About 400 of Governor Tom Vilsack’s Iowa supporters collectively pledged $1 million to Vilsack’s presidential campaign during a Saturday night event in Des Moines.

Vilsack suggested that figure should quiet critics who questioned whether he’d be able to raise enough cash for a presidential campaign. “Don’t tell me I can’t do something. That’s a big mistake. Don’t tell me I can’t win, because I’ve never lost,” Vilsack told the crowd. “Don’t tell me I don’t have the capacity to lead this nation because I do, and I will with your help.”

Vilsack is the first politician to officially declare his candidacy for the White House, and he joked about that Saturday night in Des Moines. “Now, you know, reporters will come up to you and they’ll say ‘How can you possibly do this?’ and they start rattling off a list of people who are thinking about doing this,” Vilsack said. “Well, as of right now, I’m the frontrunner.”

Iowa Senator Tom Harkin was on hand to give his backing to Vilsack’s White House bid. “When Tom Vilsack gets out there on that road…people are going to see what we’ve seen…You are at the beginning of a very successful campaign for the next president of the United States,” Harkin told the crowd Saturday night. “…After six years, people are just hungry for a change in this country…Two more years, they’re going to be starved for it.”

Harkin said Vilsack’s candidacy is creating a “buzz” in the political sphere because Vilsack has “depth” and “gravitas.” Harkin also appeared to discount the chance that the next president will come from the U.S. Senate. “You know, the people of this country elect governors to be president, not senators. When you think about it, it’s governors that become President of the United States,” Harkin said. “Now, senators are o.k….as long as we remember our place.”

Harkin ran for president in 1992 and won the Iowa Caucuses, but faltered in New Hampshire and soon dropped out of the race. “There’s a lot of people out there who you may have read a lot about and they’re up in the polls and all that kind of stuff,” Harkin said. “…In the end of 1991, not too many people had ever heard of Bill Clinton, but there were all these people running — you know Bob Kerrey and Jerry Brown and, oh gosh, Paul Tsongas and, oh, some guy from Iowa,” Harkin said, as the crowd laughed. “But I used to sit there and listen. We’d be on the stage together. Finally, I said something to Bob Kerrey once, I said: ‘Bob, you know something? (Clinton) talks differently than we do’ and you know, over the years, I’ve seen that governors have a way of talking as a chief executive that we, as legislators, don’t.”

Iowa Attorney General Tom Miller and State Treasurer Michael Fitzgerald were there to lend their backing to Vilsack’s presidential campaign, too.

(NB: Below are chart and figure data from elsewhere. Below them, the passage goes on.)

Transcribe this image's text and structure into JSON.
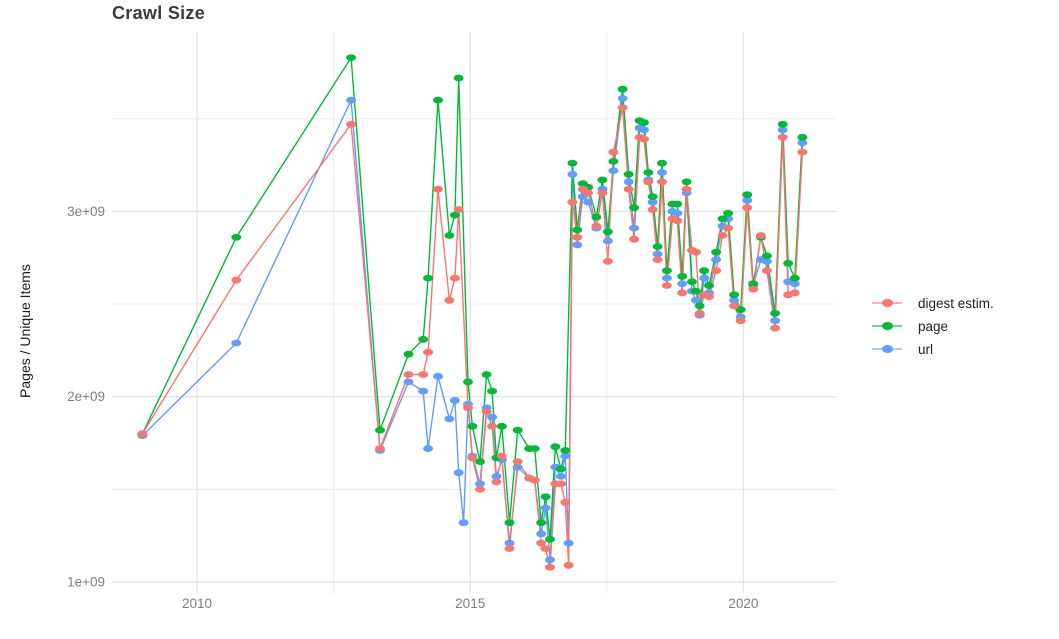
{
  "page_title": "Crawl Size",
  "chart_data": {
    "type": "line",
    "title": "Crawl Size",
    "xlabel": "",
    "ylabel": "Pages / Unique Items",
    "values_unit": "1e9 (y values given in billions)",
    "grid": true,
    "legend_position": "right",
    "x_axis": {
      "major_ticks": [
        2010,
        2015,
        2020
      ],
      "tick_labels": [
        "2010",
        "2015",
        "2020"
      ],
      "minor_gridlines": [
        2012.5,
        2017.5
      ],
      "range": [
        2008.4,
        2021.7
      ]
    },
    "y_axis": {
      "major_ticks": [
        1,
        2,
        3
      ],
      "tick_labels": [
        "1e+09",
        "2e+09",
        "3e+09"
      ],
      "minor_gridlines": [
        1.5,
        2.5,
        3.5
      ],
      "range": [
        0.95,
        3.98
      ]
    },
    "series": [
      {
        "name": "url",
        "color": "#619CFF",
        "points": [
          [
            2009.0,
            1.79
          ],
          [
            2010.72,
            2.29
          ],
          [
            2012.82,
            3.6
          ],
          [
            2013.35,
            1.71
          ],
          [
            2013.87,
            2.08
          ],
          [
            2014.14,
            2.03
          ],
          [
            2014.23,
            1.72
          ],
          [
            2014.41,
            2.11
          ],
          [
            2014.62,
            1.88
          ],
          [
            2014.72,
            1.98
          ],
          [
            2014.79,
            1.59
          ],
          [
            2014.88,
            1.32
          ],
          [
            2014.96,
            1.96
          ],
          [
            2015.04,
            1.68
          ],
          [
            2015.18,
            1.53
          ],
          [
            2015.3,
            1.94
          ],
          [
            2015.4,
            1.89
          ],
          [
            2015.48,
            1.57
          ],
          [
            2015.58,
            1.66
          ],
          [
            2015.72,
            1.21
          ],
          [
            2015.87,
            1.62
          ],
          [
            2016.08,
            1.56
          ],
          [
            2016.18,
            1.55
          ],
          [
            2016.3,
            1.26
          ],
          [
            2016.38,
            1.4
          ],
          [
            2016.46,
            1.12
          ],
          [
            2016.56,
            1.62
          ],
          [
            2016.66,
            1.57
          ],
          [
            2016.74,
            1.68
          ],
          [
            2016.8,
            1.21
          ],
          [
            2016.87,
            3.2
          ],
          [
            2016.96,
            2.82
          ],
          [
            2017.06,
            3.08
          ],
          [
            2017.16,
            3.05
          ],
          [
            2017.31,
            2.91
          ],
          [
            2017.42,
            3.12
          ],
          [
            2017.52,
            2.84
          ],
          [
            2017.62,
            3.22
          ],
          [
            2017.79,
            3.61
          ],
          [
            2017.9,
            3.16
          ],
          [
            2018.0,
            2.91
          ],
          [
            2018.1,
            3.45
          ],
          [
            2018.18,
            3.44
          ],
          [
            2018.26,
            3.17
          ],
          [
            2018.34,
            3.05
          ],
          [
            2018.43,
            2.77
          ],
          [
            2018.51,
            3.21
          ],
          [
            2018.6,
            2.64
          ],
          [
            2018.7,
            3.0
          ],
          [
            2018.79,
            2.99
          ],
          [
            2018.88,
            2.61
          ],
          [
            2018.96,
            3.1
          ],
          [
            2019.06,
            2.57
          ],
          [
            2019.13,
            2.52
          ],
          [
            2019.2,
            2.44
          ],
          [
            2019.28,
            2.64
          ],
          [
            2019.37,
            2.56
          ],
          [
            2019.5,
            2.74
          ],
          [
            2019.62,
            2.92
          ],
          [
            2019.72,
            2.96
          ],
          [
            2019.83,
            2.52
          ],
          [
            2019.95,
            2.43
          ],
          [
            2020.07,
            3.06
          ],
          [
            2020.18,
            2.6
          ],
          [
            2020.32,
            2.74
          ],
          [
            2020.43,
            2.73
          ],
          [
            2020.58,
            2.41
          ],
          [
            2020.72,
            3.44
          ],
          [
            2020.82,
            2.62
          ],
          [
            2020.94,
            2.61
          ],
          [
            2021.08,
            3.37
          ]
        ]
      },
      {
        "name": "page",
        "color": "#00BA38",
        "points": [
          [
            2009.0,
            1.8
          ],
          [
            2010.72,
            2.86
          ],
          [
            2012.82,
            3.83
          ],
          [
            2013.35,
            1.82
          ],
          [
            2013.87,
            2.23
          ],
          [
            2014.14,
            2.31
          ],
          [
            2014.23,
            2.64
          ],
          [
            2014.41,
            3.6
          ],
          [
            2014.62,
            2.87
          ],
          [
            2014.72,
            2.98
          ],
          [
            2014.79,
            3.72
          ],
          [
            2014.96,
            2.08
          ],
          [
            2015.04,
            1.84
          ],
          [
            2015.18,
            1.65
          ],
          [
            2015.3,
            2.12
          ],
          [
            2015.4,
            2.03
          ],
          [
            2015.48,
            1.67
          ],
          [
            2015.58,
            1.84
          ],
          [
            2015.72,
            1.32
          ],
          [
            2015.87,
            1.82
          ],
          [
            2016.08,
            1.72
          ],
          [
            2016.18,
            1.72
          ],
          [
            2016.3,
            1.32
          ],
          [
            2016.38,
            1.46
          ],
          [
            2016.46,
            1.23
          ],
          [
            2016.56,
            1.73
          ],
          [
            2016.66,
            1.61
          ],
          [
            2016.74,
            1.71
          ],
          [
            2016.87,
            3.26
          ],
          [
            2016.96,
            2.9
          ],
          [
            2017.06,
            3.15
          ],
          [
            2017.16,
            3.13
          ],
          [
            2017.31,
            2.97
          ],
          [
            2017.42,
            3.17
          ],
          [
            2017.52,
            2.89
          ],
          [
            2017.62,
            3.27
          ],
          [
            2017.79,
            3.66
          ],
          [
            2017.9,
            3.2
          ],
          [
            2018.0,
            3.02
          ],
          [
            2018.1,
            3.49
          ],
          [
            2018.18,
            3.48
          ],
          [
            2018.26,
            3.21
          ],
          [
            2018.34,
            3.08
          ],
          [
            2018.43,
            2.81
          ],
          [
            2018.51,
            3.26
          ],
          [
            2018.6,
            2.68
          ],
          [
            2018.7,
            3.04
          ],
          [
            2018.79,
            3.04
          ],
          [
            2018.88,
            2.65
          ],
          [
            2018.96,
            3.16
          ],
          [
            2019.06,
            2.62
          ],
          [
            2019.13,
            2.57
          ],
          [
            2019.2,
            2.49
          ],
          [
            2019.28,
            2.68
          ],
          [
            2019.37,
            2.6
          ],
          [
            2019.5,
            2.78
          ],
          [
            2019.62,
            2.96
          ],
          [
            2019.72,
            2.99
          ],
          [
            2019.83,
            2.55
          ],
          [
            2019.95,
            2.47
          ],
          [
            2020.07,
            3.09
          ],
          [
            2020.18,
            2.61
          ],
          [
            2020.32,
            2.86
          ],
          [
            2020.43,
            2.76
          ],
          [
            2020.58,
            2.45
          ],
          [
            2020.72,
            3.47
          ],
          [
            2020.82,
            2.72
          ],
          [
            2020.94,
            2.64
          ],
          [
            2021.08,
            3.4
          ]
        ]
      },
      {
        "name": "digest estim.",
        "color": "#F8766D",
        "points": [
          [
            2009.0,
            1.8
          ],
          [
            2010.72,
            2.63
          ],
          [
            2012.82,
            3.47
          ],
          [
            2013.35,
            1.72
          ],
          [
            2013.87,
            2.12
          ],
          [
            2014.14,
            2.12
          ],
          [
            2014.23,
            2.24
          ],
          [
            2014.41,
            3.12
          ],
          [
            2014.62,
            2.52
          ],
          [
            2014.72,
            2.64
          ],
          [
            2014.79,
            3.01
          ],
          [
            2014.96,
            1.94
          ],
          [
            2015.04,
            1.67
          ],
          [
            2015.18,
            1.5
          ],
          [
            2015.3,
            1.92
          ],
          [
            2015.4,
            1.84
          ],
          [
            2015.48,
            1.54
          ],
          [
            2015.58,
            1.68
          ],
          [
            2015.72,
            1.18
          ],
          [
            2015.87,
            1.65
          ],
          [
            2016.08,
            1.56
          ],
          [
            2016.18,
            1.55
          ],
          [
            2016.3,
            1.21
          ],
          [
            2016.38,
            1.18
          ],
          [
            2016.46,
            1.08
          ],
          [
            2016.56,
            1.53
          ],
          [
            2016.66,
            1.53
          ],
          [
            2016.74,
            1.43
          ],
          [
            2016.8,
            1.09
          ],
          [
            2016.87,
            3.05
          ],
          [
            2016.96,
            2.86
          ],
          [
            2017.06,
            3.12
          ],
          [
            2017.16,
            3.1
          ],
          [
            2017.31,
            2.92
          ],
          [
            2017.42,
            3.1
          ],
          [
            2017.52,
            2.73
          ],
          [
            2017.62,
            3.32
          ],
          [
            2017.79,
            3.56
          ],
          [
            2017.9,
            3.12
          ],
          [
            2018.0,
            2.85
          ],
          [
            2018.1,
            3.4
          ],
          [
            2018.18,
            3.39
          ],
          [
            2018.26,
            3.16
          ],
          [
            2018.34,
            3.01
          ],
          [
            2018.43,
            2.74
          ],
          [
            2018.51,
            3.16
          ],
          [
            2018.6,
            2.6
          ],
          [
            2018.7,
            2.96
          ],
          [
            2018.79,
            2.95
          ],
          [
            2018.88,
            2.56
          ],
          [
            2018.96,
            3.12
          ],
          [
            2019.06,
            2.79
          ],
          [
            2019.13,
            2.78
          ],
          [
            2019.2,
            2.45
          ],
          [
            2019.28,
            2.55
          ],
          [
            2019.37,
            2.54
          ],
          [
            2019.5,
            2.68
          ],
          [
            2019.62,
            2.87
          ],
          [
            2019.72,
            2.91
          ],
          [
            2019.83,
            2.49
          ],
          [
            2019.95,
            2.41
          ],
          [
            2020.07,
            3.02
          ],
          [
            2020.18,
            2.58
          ],
          [
            2020.32,
            2.87
          ],
          [
            2020.43,
            2.68
          ],
          [
            2020.58,
            2.37
          ],
          [
            2020.72,
            3.4
          ],
          [
            2020.82,
            2.55
          ],
          [
            2020.94,
            2.56
          ],
          [
            2021.08,
            3.32
          ]
        ]
      }
    ],
    "legend_order": [
      "digest estim.",
      "page",
      "url"
    ]
  },
  "style": {
    "gridline_major_color": "#e4e4e4",
    "gridline_minor_color": "#ececec",
    "tick_label_color": "#7e7e7e",
    "title_color": "#3a3a3a",
    "background": "#ffffff"
  }
}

Vilsack’s campaigning in South Carolina on Sunday and Monday, as that state’s primary is the fourth contest in the 2008 presidential campaign. His first stop Sunday, though, is in the state of Nevada which is scheduled to hold Caucuses the Saturday after Iowa’s Caucuses.

Vilsack stopped in his hometown of Pittsburgh on Saturday morning, and told the Iowa crowd on Saturday night that he was reminded of his alcoholic mother’s battle to become clean and sober. “Going up into the rooms and the areas of my home where there were happy memories and some very tough and sad memories reminded me of my mother’s courage to change and the impact it had on her life and my life. Nothing’s impossible,” Vislack said. “I don’t give up on things I care about.”